Published: 26 March 2013

Abstract

Background

The level of lactate in amniotic fluid may provide useful clinical information when assessing progress of a woman’s labour and if so, a rapid, reliable method to assess amniotic fluid lactate is required in order to be clinically relevant. However, measuring lactate levels in amniotic fluid, using portable, handheld lactate meters may be less accurate than reference laboratory instruments designed to measure lactate levels in aqueous solutions. Prior to conducting a large study, we assessed recruitment, consent and sampling procedures, and the accuracy of a handheld lactate meter to measure lactate in amniotic fluid.

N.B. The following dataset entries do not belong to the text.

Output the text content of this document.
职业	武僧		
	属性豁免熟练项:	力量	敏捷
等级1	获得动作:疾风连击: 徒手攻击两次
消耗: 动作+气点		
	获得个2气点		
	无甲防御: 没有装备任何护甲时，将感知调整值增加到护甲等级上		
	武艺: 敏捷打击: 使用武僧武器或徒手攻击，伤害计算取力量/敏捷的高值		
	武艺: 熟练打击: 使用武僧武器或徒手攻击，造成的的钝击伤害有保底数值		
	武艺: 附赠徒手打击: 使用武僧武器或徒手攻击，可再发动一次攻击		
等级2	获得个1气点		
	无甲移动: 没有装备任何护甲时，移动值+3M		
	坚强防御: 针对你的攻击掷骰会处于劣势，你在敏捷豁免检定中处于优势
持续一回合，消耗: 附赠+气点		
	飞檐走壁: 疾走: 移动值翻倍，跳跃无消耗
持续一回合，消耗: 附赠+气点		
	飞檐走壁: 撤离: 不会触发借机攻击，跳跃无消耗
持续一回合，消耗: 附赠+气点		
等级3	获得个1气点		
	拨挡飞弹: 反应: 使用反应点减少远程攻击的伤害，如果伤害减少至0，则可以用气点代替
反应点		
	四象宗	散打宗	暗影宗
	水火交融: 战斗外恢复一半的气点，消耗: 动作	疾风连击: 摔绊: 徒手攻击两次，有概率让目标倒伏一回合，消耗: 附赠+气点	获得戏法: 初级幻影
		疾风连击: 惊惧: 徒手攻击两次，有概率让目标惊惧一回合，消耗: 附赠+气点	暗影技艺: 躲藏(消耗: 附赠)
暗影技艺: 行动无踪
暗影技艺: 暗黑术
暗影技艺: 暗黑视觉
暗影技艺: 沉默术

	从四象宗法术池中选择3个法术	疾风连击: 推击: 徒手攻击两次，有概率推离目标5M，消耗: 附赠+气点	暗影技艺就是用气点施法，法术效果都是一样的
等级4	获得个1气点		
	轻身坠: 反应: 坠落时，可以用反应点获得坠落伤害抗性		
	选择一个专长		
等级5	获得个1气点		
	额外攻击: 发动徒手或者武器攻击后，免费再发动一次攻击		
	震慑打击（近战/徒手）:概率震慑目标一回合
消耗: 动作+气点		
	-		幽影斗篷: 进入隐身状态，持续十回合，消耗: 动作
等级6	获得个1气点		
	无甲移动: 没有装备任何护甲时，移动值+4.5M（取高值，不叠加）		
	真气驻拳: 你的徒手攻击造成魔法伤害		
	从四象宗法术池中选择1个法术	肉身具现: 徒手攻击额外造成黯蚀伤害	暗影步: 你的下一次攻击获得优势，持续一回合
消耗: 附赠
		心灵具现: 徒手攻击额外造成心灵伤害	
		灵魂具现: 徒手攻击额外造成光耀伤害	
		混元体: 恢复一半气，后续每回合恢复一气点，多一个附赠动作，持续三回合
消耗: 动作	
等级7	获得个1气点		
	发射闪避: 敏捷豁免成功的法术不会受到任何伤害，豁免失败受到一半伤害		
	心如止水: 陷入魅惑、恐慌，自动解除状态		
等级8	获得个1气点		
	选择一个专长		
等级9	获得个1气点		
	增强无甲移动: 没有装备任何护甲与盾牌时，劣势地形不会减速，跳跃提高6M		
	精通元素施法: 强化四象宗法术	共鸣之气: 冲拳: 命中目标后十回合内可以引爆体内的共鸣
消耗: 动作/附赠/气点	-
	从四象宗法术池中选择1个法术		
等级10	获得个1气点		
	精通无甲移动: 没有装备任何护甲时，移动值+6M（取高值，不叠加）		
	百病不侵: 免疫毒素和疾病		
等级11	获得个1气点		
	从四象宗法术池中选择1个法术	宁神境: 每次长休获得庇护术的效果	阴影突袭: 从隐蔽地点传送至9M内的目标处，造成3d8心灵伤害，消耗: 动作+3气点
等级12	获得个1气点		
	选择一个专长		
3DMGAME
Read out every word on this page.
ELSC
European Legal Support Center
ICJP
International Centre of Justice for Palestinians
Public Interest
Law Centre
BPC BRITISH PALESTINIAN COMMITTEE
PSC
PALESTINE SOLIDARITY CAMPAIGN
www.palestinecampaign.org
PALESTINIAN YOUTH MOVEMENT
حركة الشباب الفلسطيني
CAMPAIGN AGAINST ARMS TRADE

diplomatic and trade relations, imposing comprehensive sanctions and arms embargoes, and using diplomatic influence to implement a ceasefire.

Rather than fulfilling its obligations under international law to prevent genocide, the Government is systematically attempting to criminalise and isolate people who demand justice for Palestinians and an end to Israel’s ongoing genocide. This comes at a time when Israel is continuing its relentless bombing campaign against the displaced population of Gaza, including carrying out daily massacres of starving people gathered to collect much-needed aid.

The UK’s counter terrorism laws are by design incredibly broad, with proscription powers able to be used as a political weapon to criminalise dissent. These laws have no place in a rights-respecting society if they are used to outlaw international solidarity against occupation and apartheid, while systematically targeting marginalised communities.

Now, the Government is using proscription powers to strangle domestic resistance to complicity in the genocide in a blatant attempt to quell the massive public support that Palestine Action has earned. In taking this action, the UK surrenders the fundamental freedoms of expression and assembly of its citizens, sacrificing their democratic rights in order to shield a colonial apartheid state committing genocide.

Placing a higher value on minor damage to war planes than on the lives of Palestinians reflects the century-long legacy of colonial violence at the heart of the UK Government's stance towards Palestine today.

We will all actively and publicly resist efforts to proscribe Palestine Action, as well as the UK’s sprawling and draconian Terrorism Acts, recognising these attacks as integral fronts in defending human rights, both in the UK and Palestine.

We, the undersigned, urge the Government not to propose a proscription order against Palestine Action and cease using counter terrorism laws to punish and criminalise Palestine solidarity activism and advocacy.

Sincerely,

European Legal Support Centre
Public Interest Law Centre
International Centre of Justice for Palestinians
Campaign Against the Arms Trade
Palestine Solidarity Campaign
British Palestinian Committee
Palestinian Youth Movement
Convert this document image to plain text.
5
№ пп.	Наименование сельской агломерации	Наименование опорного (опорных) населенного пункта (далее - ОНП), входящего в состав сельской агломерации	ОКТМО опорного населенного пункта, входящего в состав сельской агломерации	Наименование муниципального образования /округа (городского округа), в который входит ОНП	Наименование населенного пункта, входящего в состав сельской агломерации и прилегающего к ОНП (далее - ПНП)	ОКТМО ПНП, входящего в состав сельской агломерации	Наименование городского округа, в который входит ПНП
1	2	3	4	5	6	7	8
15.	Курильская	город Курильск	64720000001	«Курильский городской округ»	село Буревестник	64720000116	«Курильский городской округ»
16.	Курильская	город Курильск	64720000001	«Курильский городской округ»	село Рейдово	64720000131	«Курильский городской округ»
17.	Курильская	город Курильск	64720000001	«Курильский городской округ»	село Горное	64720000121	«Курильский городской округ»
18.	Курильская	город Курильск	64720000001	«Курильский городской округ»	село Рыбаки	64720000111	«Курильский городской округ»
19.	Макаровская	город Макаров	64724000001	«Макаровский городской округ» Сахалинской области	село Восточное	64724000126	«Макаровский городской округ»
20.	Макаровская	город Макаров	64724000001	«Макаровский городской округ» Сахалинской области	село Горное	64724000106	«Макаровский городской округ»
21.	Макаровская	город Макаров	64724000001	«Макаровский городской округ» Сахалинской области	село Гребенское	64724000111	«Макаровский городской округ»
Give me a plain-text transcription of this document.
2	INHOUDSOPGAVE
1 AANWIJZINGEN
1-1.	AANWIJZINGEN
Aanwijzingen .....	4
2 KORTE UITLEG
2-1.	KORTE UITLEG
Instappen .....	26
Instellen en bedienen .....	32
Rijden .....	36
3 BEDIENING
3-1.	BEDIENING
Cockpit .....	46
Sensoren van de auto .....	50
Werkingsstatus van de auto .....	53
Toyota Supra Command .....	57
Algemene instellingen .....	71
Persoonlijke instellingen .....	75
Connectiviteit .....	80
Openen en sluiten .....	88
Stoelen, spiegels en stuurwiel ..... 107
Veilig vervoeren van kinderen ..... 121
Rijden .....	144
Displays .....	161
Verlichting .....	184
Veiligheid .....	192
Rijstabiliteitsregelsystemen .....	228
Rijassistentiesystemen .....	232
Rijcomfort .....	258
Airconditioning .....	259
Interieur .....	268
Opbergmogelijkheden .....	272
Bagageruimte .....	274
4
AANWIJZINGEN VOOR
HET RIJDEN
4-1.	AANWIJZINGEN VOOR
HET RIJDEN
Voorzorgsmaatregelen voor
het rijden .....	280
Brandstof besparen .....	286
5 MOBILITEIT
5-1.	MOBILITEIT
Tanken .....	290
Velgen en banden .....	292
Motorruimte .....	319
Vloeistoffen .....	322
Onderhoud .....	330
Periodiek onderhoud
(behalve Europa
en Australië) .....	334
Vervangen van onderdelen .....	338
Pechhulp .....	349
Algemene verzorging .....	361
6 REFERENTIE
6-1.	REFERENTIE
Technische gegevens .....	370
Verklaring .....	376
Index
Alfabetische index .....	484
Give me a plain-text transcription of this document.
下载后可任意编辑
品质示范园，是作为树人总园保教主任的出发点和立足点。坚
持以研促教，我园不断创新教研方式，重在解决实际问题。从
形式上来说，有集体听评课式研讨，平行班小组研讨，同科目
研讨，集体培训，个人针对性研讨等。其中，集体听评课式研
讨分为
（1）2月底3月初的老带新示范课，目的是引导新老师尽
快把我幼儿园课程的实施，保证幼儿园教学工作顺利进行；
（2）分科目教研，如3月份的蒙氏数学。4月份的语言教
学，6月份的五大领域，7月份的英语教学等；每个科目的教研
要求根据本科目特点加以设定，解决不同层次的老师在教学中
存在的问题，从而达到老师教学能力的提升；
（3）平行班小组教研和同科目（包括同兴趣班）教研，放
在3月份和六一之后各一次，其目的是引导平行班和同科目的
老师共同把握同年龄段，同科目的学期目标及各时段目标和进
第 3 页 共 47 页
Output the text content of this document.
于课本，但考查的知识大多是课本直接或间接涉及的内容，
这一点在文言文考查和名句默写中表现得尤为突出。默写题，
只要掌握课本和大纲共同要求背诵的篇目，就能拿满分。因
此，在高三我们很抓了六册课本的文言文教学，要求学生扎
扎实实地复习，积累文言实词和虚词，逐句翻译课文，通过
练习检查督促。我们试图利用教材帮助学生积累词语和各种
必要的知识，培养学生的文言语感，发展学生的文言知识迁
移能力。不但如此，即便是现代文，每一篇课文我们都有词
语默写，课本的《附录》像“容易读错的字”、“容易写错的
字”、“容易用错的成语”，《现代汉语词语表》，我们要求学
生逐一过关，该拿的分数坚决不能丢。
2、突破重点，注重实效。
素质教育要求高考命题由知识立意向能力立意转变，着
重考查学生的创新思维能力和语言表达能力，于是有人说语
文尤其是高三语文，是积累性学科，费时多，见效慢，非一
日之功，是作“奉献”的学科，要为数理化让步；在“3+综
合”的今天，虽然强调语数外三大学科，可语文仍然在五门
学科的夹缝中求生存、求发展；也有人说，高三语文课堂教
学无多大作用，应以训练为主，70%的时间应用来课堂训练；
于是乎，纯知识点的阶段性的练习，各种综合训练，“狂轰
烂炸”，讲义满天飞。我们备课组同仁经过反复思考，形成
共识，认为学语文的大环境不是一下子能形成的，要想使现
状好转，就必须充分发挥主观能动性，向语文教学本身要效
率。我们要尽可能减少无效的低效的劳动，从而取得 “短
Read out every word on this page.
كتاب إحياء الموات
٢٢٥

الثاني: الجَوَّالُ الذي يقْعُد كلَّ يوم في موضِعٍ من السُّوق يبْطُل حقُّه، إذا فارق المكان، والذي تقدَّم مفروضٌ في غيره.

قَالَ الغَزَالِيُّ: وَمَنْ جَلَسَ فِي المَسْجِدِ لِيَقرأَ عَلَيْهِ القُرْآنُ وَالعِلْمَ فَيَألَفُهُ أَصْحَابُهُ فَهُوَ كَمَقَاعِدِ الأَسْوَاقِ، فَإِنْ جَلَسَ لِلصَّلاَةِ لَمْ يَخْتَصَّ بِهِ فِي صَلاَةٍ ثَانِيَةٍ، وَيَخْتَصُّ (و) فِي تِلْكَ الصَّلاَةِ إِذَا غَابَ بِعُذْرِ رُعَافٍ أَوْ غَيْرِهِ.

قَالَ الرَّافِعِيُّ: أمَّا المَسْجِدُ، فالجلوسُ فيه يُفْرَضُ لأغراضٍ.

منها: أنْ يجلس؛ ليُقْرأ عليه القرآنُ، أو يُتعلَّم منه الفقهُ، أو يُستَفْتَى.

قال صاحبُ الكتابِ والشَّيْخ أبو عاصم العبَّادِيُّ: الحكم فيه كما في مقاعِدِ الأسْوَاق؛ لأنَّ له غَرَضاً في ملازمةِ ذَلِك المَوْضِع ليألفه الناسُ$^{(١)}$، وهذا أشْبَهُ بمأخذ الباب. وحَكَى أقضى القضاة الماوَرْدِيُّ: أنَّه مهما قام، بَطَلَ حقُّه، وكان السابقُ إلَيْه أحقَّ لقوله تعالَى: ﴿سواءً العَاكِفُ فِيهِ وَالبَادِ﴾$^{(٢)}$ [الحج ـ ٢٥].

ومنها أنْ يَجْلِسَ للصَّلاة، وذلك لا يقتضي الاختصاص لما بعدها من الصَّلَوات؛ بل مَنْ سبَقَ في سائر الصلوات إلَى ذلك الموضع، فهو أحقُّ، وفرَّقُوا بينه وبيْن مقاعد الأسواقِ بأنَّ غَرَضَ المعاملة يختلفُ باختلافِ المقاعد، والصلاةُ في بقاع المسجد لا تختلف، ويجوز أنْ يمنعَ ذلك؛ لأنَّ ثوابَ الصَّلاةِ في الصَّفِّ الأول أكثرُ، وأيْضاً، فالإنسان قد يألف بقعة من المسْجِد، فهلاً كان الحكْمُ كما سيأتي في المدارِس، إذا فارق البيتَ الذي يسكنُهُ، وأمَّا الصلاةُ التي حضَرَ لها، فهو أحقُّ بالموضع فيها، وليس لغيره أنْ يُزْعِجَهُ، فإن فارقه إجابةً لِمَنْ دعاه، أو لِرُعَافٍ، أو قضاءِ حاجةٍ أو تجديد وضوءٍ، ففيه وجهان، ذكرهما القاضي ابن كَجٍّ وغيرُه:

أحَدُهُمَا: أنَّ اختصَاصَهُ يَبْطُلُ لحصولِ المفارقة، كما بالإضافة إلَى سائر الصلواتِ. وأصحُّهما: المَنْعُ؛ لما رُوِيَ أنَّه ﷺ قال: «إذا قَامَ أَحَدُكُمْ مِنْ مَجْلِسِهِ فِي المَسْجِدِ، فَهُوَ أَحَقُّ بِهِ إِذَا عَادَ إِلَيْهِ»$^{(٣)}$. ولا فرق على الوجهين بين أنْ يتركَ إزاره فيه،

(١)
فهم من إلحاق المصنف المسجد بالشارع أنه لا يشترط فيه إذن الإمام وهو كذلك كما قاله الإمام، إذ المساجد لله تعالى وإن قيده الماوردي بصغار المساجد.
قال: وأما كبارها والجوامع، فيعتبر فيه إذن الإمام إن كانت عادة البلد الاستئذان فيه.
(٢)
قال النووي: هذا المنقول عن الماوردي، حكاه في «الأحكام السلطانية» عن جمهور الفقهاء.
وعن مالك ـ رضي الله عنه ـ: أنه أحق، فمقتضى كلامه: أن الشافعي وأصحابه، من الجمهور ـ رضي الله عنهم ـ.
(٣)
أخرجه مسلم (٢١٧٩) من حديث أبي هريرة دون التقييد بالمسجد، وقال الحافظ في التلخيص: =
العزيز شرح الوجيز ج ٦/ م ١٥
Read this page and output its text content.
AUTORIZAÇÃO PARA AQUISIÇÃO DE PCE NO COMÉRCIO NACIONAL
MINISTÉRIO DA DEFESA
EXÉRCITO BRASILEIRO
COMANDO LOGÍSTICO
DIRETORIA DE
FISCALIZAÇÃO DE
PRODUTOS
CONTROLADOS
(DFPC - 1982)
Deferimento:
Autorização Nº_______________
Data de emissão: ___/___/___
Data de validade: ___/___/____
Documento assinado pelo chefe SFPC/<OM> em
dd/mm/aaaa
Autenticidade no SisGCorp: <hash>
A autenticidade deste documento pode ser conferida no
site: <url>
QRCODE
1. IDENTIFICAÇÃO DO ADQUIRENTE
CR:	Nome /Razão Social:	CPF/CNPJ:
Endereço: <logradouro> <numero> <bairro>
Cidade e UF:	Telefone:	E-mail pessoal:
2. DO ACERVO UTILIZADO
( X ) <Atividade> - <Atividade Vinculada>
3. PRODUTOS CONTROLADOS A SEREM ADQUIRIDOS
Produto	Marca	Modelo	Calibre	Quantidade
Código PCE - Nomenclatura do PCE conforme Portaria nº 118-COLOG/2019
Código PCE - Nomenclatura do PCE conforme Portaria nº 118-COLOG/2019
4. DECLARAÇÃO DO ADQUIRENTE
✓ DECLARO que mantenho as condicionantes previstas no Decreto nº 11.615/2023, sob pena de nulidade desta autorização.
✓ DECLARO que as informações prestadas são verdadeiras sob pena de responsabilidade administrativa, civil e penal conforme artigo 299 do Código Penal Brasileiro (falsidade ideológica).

We compared amniotic fluid lactate results obtained using the hand held Lactate Pro (Arkray) to results obtained using reference laboratory methods ABX Pentra 400 (Horiba).

Results

We recruited 35 nulliparous women during their antenatal hospital visits and tested amniotic fluid samples collected from 20 labouring women. The handheld Lactate Pro meter was found accurate from 9–20 mmol/L with a Passing & Bablok regression of y = 0.18 + 0.97x (95% CI 0.76–1.45). Amniotic fluid lactate results remained reliable in the presence of potential contaminants commonly encountered during labour; obstetric lubricant, blood and meconium.

Conclusion

The measurement of amniotic fluid lactate using the Lactate Pro meter was reliable compared to reference laboratory methods for measuring lactate levels in amniotic fluid. The pilot study enabled the refinement of information, recruitment, consenting and sampling procedures prior to commencing a large cohort study.